A particular further advantage in the use of the transesophageal approach for the ECV could be the possibility to use a probe which combines the echocardiographic imaging capabilities of a probe in the esophagus with the cardioverting abilities. Two publications have outlined this approach [¹⁰, ¹¹]. In these two papers, authors showed as a custom-made probe, for combined TEE plus TEC, offered an effective early cardioversion with low energy levels after exclusion of a clot. The procedure was well tolerated, and even hemodynamics could be monitored during and immediately after cardioversion. These two papers show how, with such an approach, it could be possible to perform in a unique step two procedures that at present are necessarily performed through two separate steps: first, the exclusion, by a TEE probe, of the presence of a left atrial thrombus and then the execution, by the same probe introduced into the oesophagus of the electrical cardioversion. Such an approach, of course, would have the clear advantage to be time saving and cost effective.

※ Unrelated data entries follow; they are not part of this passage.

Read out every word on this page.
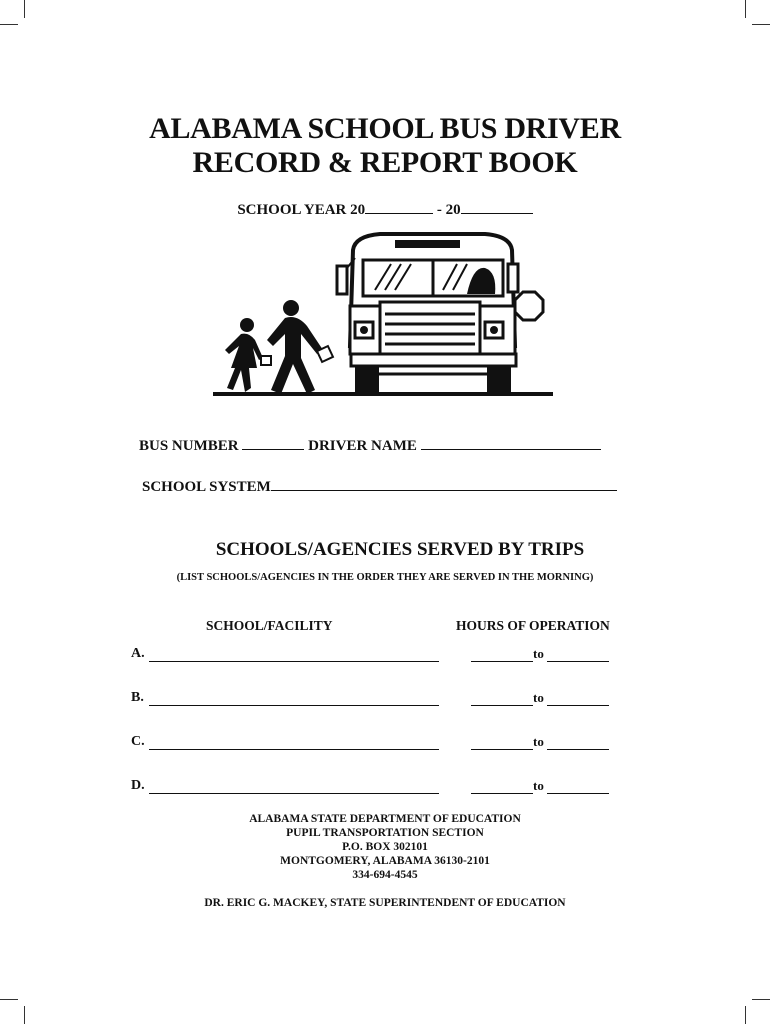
ALABAMA SCHOOL BUS DRIVER
RECORD & REPORT BOOK
SCHOOL YEAR 20	- 20
BUS NUMBER	DRIVER NAME
SCHOOL SYSTEM
SCHOOLS/AGENCIES SERVED BY TRIPS
(LIST SCHOOLS/AGENCIES IN THE ORDER THEY ARE SERVED IN THE MORNING)
SCHOOL/FACILITY	HOURS OF OPERATION
A.	to
B.	to
C.	to
D.	to
ALABAMA STATE DEPARTMENT OF EDUCATION
PUPIL TRANSPORTATION SECTION
P.O. BOX 302101
MONTGOMERY, ALABAMA 36130-2101
334-694-4545
DR. ERIC G. MACKEY, STATE SUPERINTENDENT OF EDUCATION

There are different techniques to perform an electrical cardioversion, each with specific indications, advantages, and limitations. The method most frequently used to restore sinus rhythm is the external cardioversion, which showed to be a safe, effective, and well-tolerated technique even avoiding general anaesthesia or deep sedation, especially now that biphasic waveform defibrillators are widely available [⁹, ¹², ¹³]. Nevertheless, the esophageal cardioversion may still play an important role in obese and COPD patients with high thoracic impedance for which the external one may be less effective. A very promising application for esophageal electrical cardioversion could arise from the possibility to use a probe assembled for simultaneous transesophageal echocardiography and transesophageal cardioversion [¹⁰, ¹¹]. The use of such a combined probe may be the technique of choice for patients who require both cardioversion and transesophageal echocardiography.

Therefore, esophagus comes again to help cardiologists as it does, on a routine basis, since more than 20 years through the transesophageal echocardiography [¹⁴, ¹⁵] or the transesophageal electrophysiological study [¹⁶], offering them an alternative, safe, and very effective technique to perform electrical cardioversion and restore sinus rhythm.